Key Three.js decisions
Force represents sustained acceleration and naturally interacts with mass, while impulse represents a discrete event such as jumping or recoil. applyImpulse lets Cannon-es resolve the resulting motion instead of teleporting the body through contacts.
Adapt it
Clamp horizontal speed for arcade control, transform force by camera orientation, and replace the velocity check with a downward contact or ray test. Use impulses for explosions and knockback with direction derived from the impact source.
Watch out
Vertical velocity near zero is not a reliable grounded test at the top of a jump or against a ceiling. Repeated jump input can also apply multiple impulses unless the action is edge-triggered and grounded state comes from actual contact data.
4. Synchronize after each step
Copy the body transform into Three.js after physics. If a model has a visual offset, parent it under a neutral group rather than corrupting the physics transform.
function syncPhysics() {
playerMesh.position.copy(playerBody.position);
playerMesh.quaternion.copy(playerBody.quaternion);
}
function frame() {
const dt = Math.min(clock.getDelta(), 0.05);
drive(intent);
simulate(dt);
syncPhysics();
renderer.render(scene, camera);
requestAnimationFrame(frame);
}How this code works
Execution flow
Input applies forces, Cannon-es advances the world, and syncPhysics copies the resulting body position and quaternion into the Three.js mesh. Only after synchronization does the renderer draw the current physical state.
Key Three.js decisions
Cannon vectors and quaternions expose compatible x, y, z, and w fields, so Three.js copy methods can transfer values directly. Keeping synchronization after physics prevents the picture from being one simulation step behind collisions.
Adapt it
For many entities, store body-mesh pairs and loop through only active dynamic bodies. Add interpolation between previous and current body transforms when rendering faster than the fixed physics rate.
Watch out
Copying mesh transforms back into dynamic bodies every frame fights the solver and creates jitter. Kinematic objects are different: update their body intentionally before stepping and still synchronize visual state in one documented direction.
5. Real Supagames example
Production source: js/environment-engine/physics/world.js
Play the published example: Valley Racer
The environment engine creates an optional Cannon-es world and terrain collider, then lets games attach their own dynamic bodies. The examples keep the same separation while using a single rolling player body.

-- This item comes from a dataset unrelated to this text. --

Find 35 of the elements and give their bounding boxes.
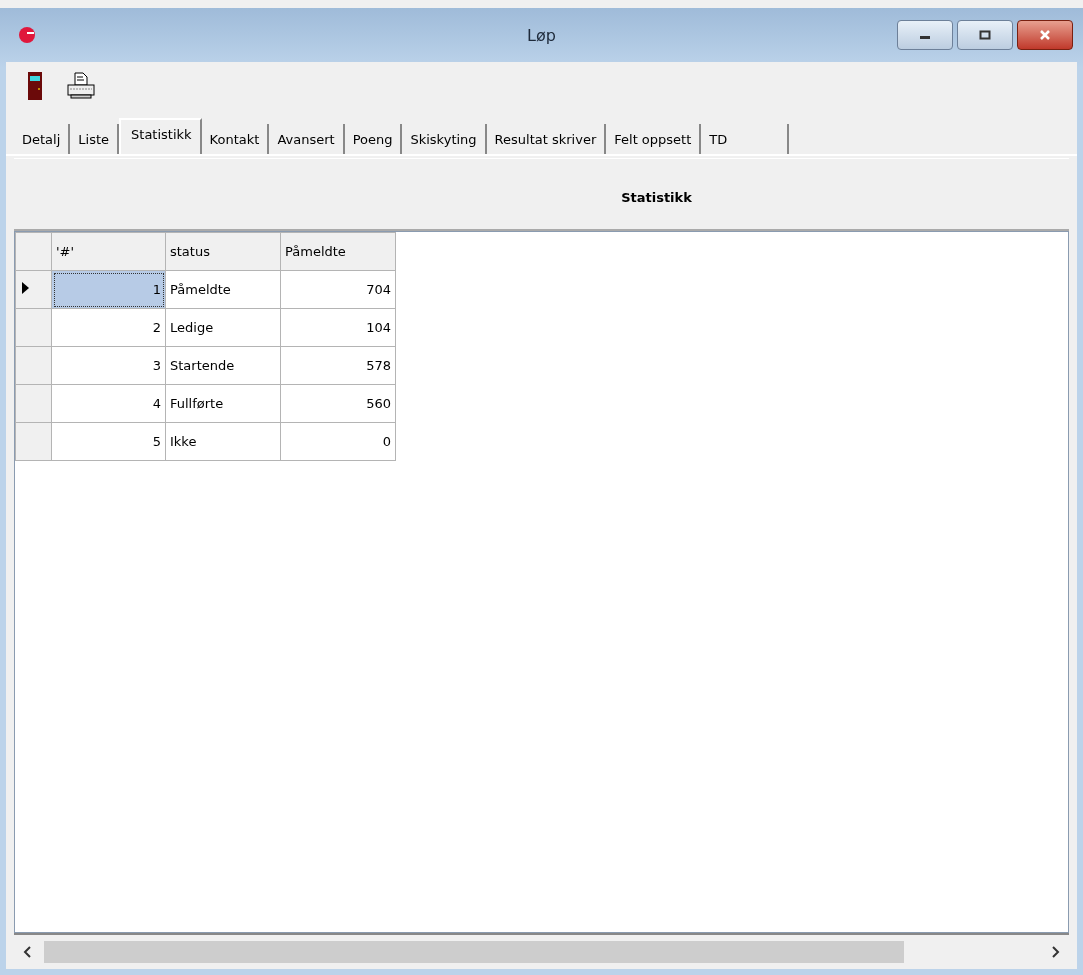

The teaching snippets deliberately isolate one Three.js responsibility at a time. The production file also handles integration, lifecycle, quality settings, and game-specific state, so read it after the smaller examples make sense.
6. Common mistakes
- Creating geometry, materials, vectors, or arrays inside the frame loop and causing avoidable garbage collection pauses.
- Treating the Three.js scene graph as the only source of gameplay state instead of keeping explicit JavaScript state.
- Testing only on a fast desktop and leaving pixel ratio, shadows, and object counts uncapped on mobile devices.
7. Build checklist
- Serve ES modules through HTTP during development instead of opening the page through file://.
- Test resize, pause, restart, and cleanup paths as carefully as the first successful frame.
- Use browser performance tools and an on-screen FPS sample before guessing where a slowdown comes from.
- Verify keyboard, pointer, and touch controls without letting game shortcuts break forms or page navigation.